Hi guys, i forgot to write cause i'm working so hard, but I relapsed again on Sunday and i got back to 0, now on day 1/14. I feel so broken but I'll try again, there must be a particular way to get out from this prison. My last trigger was a struggle with my wife that made me sad and when i saw myself alone in the Room, I PMOed all night long. Last night we sealed the peace, and i had a great night of sleep. Trying to survive for today.
I can hear you @Froger - 'Choosing community over privacy' is true and have experienced it first hand. It means investing in real people and relations rather than pixels on the screen.
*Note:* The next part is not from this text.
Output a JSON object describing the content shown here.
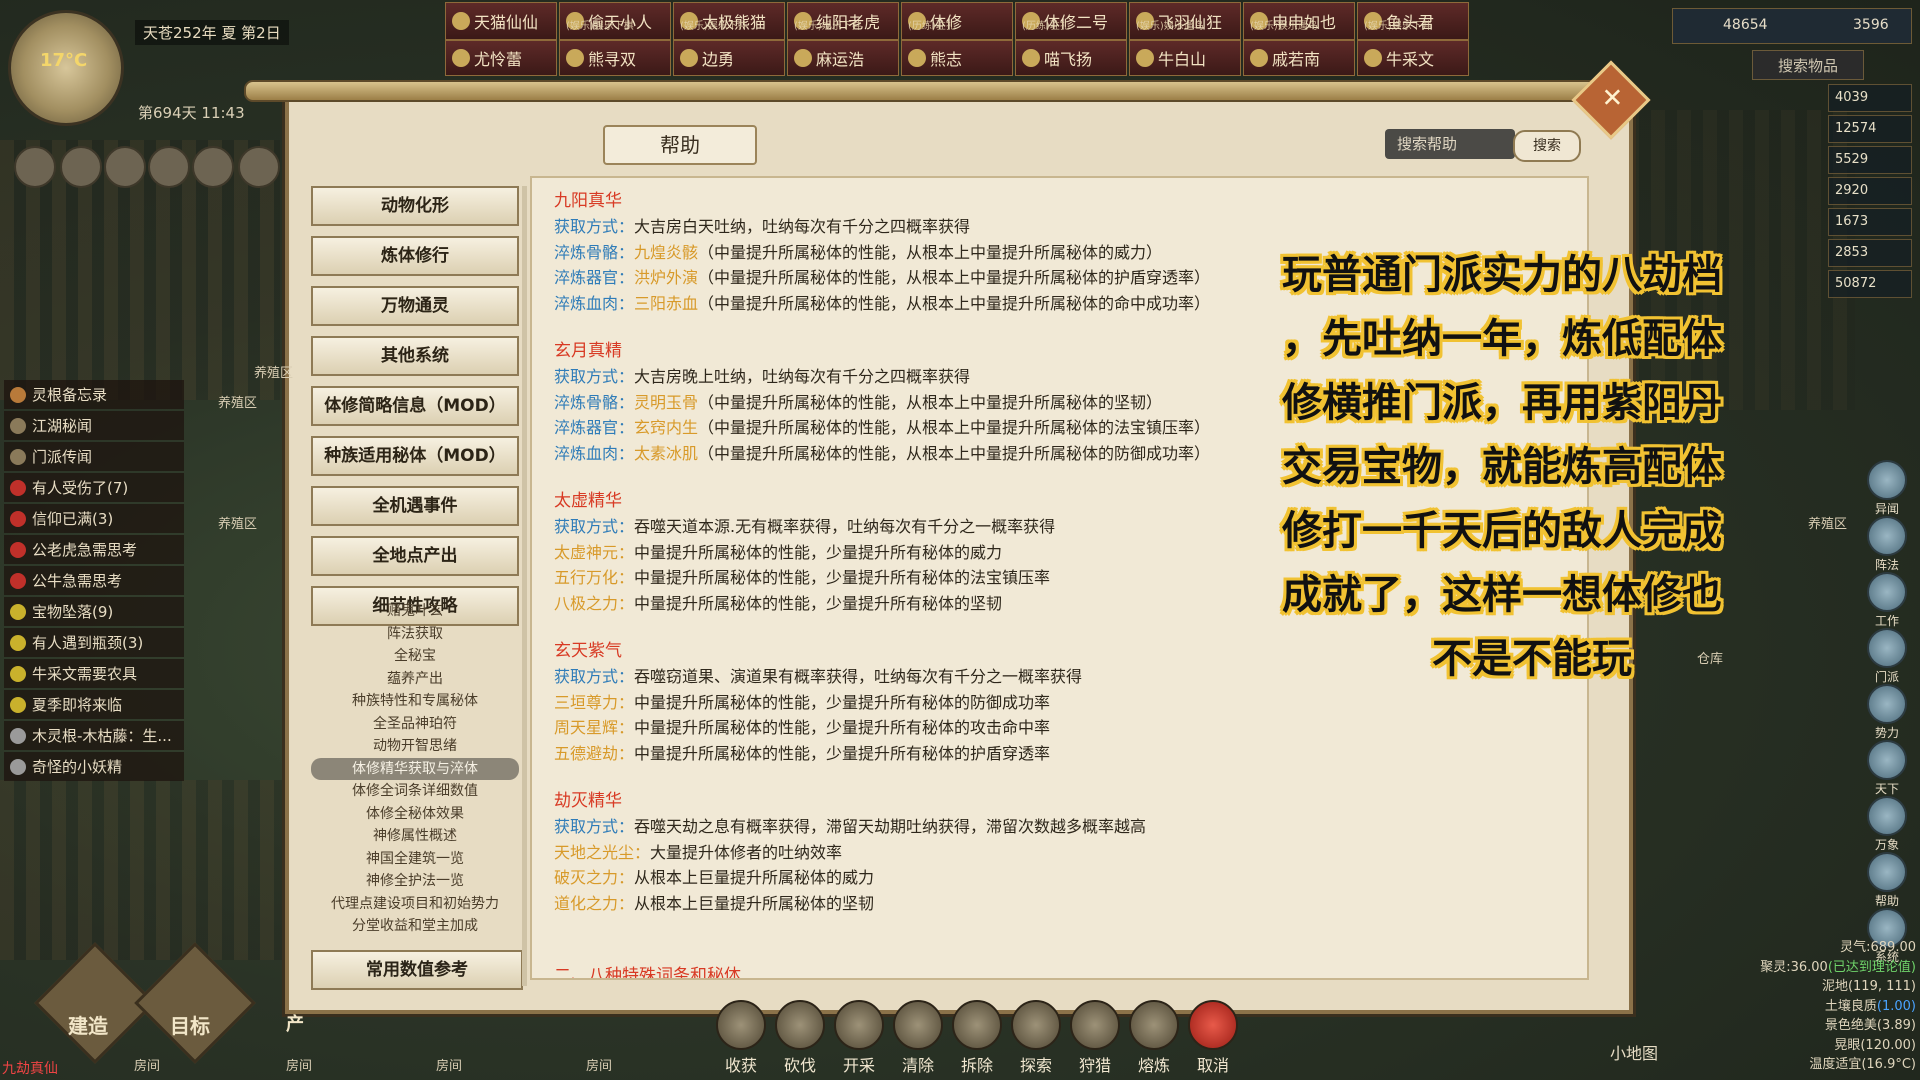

Yes, somehow I feel privacy is overrated today in such cases. Glad that you took step in the right direction
@davidbowie PMO feeds on sadness and loneliness combo. That does not mean that we cannot be sad, but like you did, the best way to deal with this is to man up and speak up instead of PMO and releasing it. I am also in the same boat. You have just read my mind somehow. Don't give up.
Day 2/14. I almost gave up yesterday night when I got up alone again and could not sleep, but I would not count that as a relapse. I tried doing pushups but did not help much . Lack of sleep and loneliness is a trigger.
Yh.. they are huge triggers. I have been king up at night recently. Maybe you need to review your bedtime and dinner diet and also have a night strategy or safeguard.
You can only begin to imagine what you've missed. But, instead of thinking about the past, think instead of all the brand new opportunities which will present themselves every time you deny that urge!! Stay strong in your fight!!
I messed up, and now I've lost my streak. I've still made a fantastic amount of progress though, and I'm going to go back to the 3 day challenge and work my way up once more.